Sarafina Kodet, the co-ordinator of Kayanja activities in Karamoja sub-region, said a group of women who were employed to work on the farm divided themselves into groups of five and would use their savings in each group to hire other labourers to clear land for them to plant food.

They ensured that they used the savings to clear land for one member in one week and keep on rotating until everyone is served.

Kodet said as they continued working on Kayanja’s farm, the women were also growing their food and planting sorghum and simsim.

They also hired tractors from the farm at a small fee of sh100,000 per acre to plough and then they participate in the planting.

The management used to give them one day in a week to attend to their gardens.

They bought the seeds from the market, each tin at sh8,000, but the experts on the farm have also been training them how to sort the harvest to get good seeds. “

So, as we started harvesting, these women have also been harvesting in their gardens.

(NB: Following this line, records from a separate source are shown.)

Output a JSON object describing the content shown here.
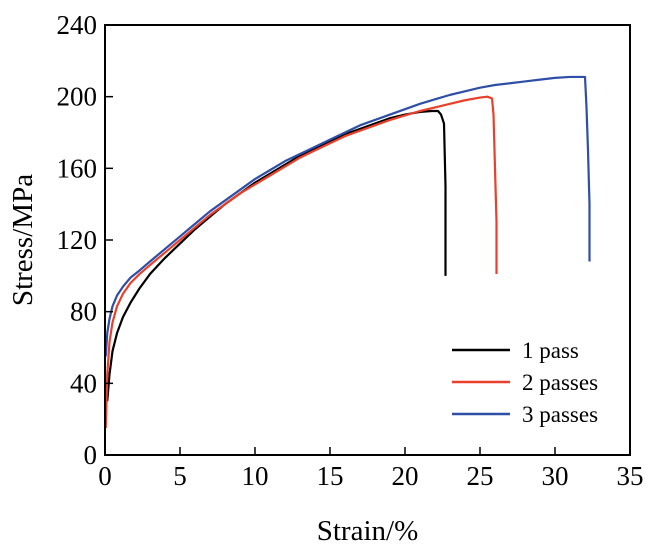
{
  "chart_data": {
    "type": "line",
    "title": "",
    "xlabel": "Strain/%",
    "ylabel": "Stress/MPa",
    "xlim": [
      0,
      35
    ],
    "ylim": [
      0,
      240
    ],
    "xticks": [
      0,
      5,
      10,
      15,
      20,
      25,
      30,
      35
    ],
    "yticks": [
      0,
      40,
      80,
      120,
      160,
      200,
      240
    ],
    "grid": false,
    "legend_position": "bottom-right",
    "series": [
      {
        "name": "1 pass",
        "color": "#000000",
        "x": [
          0.15,
          0.3,
          0.5,
          0.8,
          1.2,
          1.7,
          2.3,
          3.0,
          4.0,
          5.0,
          6.0,
          7.0,
          8.0,
          9.0,
          10.0,
          11.0,
          12.0,
          13.0,
          14.0,
          15.0,
          16.0,
          17.0,
          18.0,
          19.0,
          20.0,
          21.0,
          21.8,
          22.2,
          22.4,
          22.6,
          22.7,
          22.7
        ],
        "y": [
          30,
          45,
          58,
          68,
          77,
          85,
          93,
          101,
          110,
          118,
          126,
          133,
          140,
          146,
          152,
          157,
          162,
          167,
          171,
          175,
          179,
          182,
          185,
          188,
          190,
          191.5,
          192,
          192,
          190,
          185,
          150,
          100
        ]
      },
      {
        "name": "2 passes",
        "color": "#e8402a",
        "x": [
          0.05,
          0.15,
          0.3,
          0.5,
          0.8,
          1.2,
          1.7,
          2.3,
          3.0,
          4.0,
          5.0,
          6.0,
          7.0,
          8.0,
          9.0,
          10.0,
          11.0,
          12.0,
          13.0,
          14.0,
          15.0,
          16.0,
          17.0,
          18.0,
          19.0,
          20.0,
          21.0,
          22.0,
          23.0,
          24.0,
          25.0,
          25.5,
          25.8,
          25.9,
          26.0,
          26.1,
          26.1
        ],
        "y": [
          15,
          45,
          63,
          74,
          83,
          90,
          96,
          101,
          106,
          113,
          120,
          127,
          134,
          140,
          146,
          151,
          156,
          161,
          166,
          170,
          174,
          178,
          181,
          184,
          187,
          189.5,
          192,
          194,
          196,
          198,
          199.5,
          200,
          199,
          190,
          160,
          130,
          101
        ]
      },
      {
        "name": "3 passes",
        "color": "#2f4ea6",
        "x": [
          0.05,
          0.15,
          0.3,
          0.5,
          0.8,
          1.2,
          1.7,
          2.3,
          3.0,
          4.0,
          5.0,
          6.0,
          7.0,
          8.0,
          9.0,
          10.0,
          11.0,
          12.0,
          13.0,
          14.0,
          15.0,
          16.0,
          17.0,
          18.0,
          19.0,
          20.0,
          21.0,
          22.0,
          23.0,
          24.0,
          25.0,
          26.0,
          27.0,
          28.0,
          29.0,
          30.0,
          31.0,
          32.0,
          32.1,
          32.2,
          32.3,
          32.3
        ],
        "y": [
          55,
          68,
          76,
          83,
          89,
          94,
          99,
          103,
          108,
          115,
          122,
          129,
          136,
          142,
          148,
          154,
          159,
          164,
          168,
          172,
          176,
          180,
          184,
          187,
          190,
          193,
          196,
          198.5,
          201,
          203,
          205,
          206.5,
          207.5,
          208.5,
          209.5,
          210.5,
          211,
          211,
          194,
          170,
          140,
          108
        ]
      }
    ]
  }
}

“I have been visiting these gardens and the women are doing well, we hope this will spread to several other communities and, gradually, change their mindset towards work,” Kodet said, adding that one member cultivated five acres.

She said although neighbouring communities received food, the project is focusing on a bigger demand in Kotido, Moroto and some parts of Napak (Matany), where the gardens were affected by a dry spell.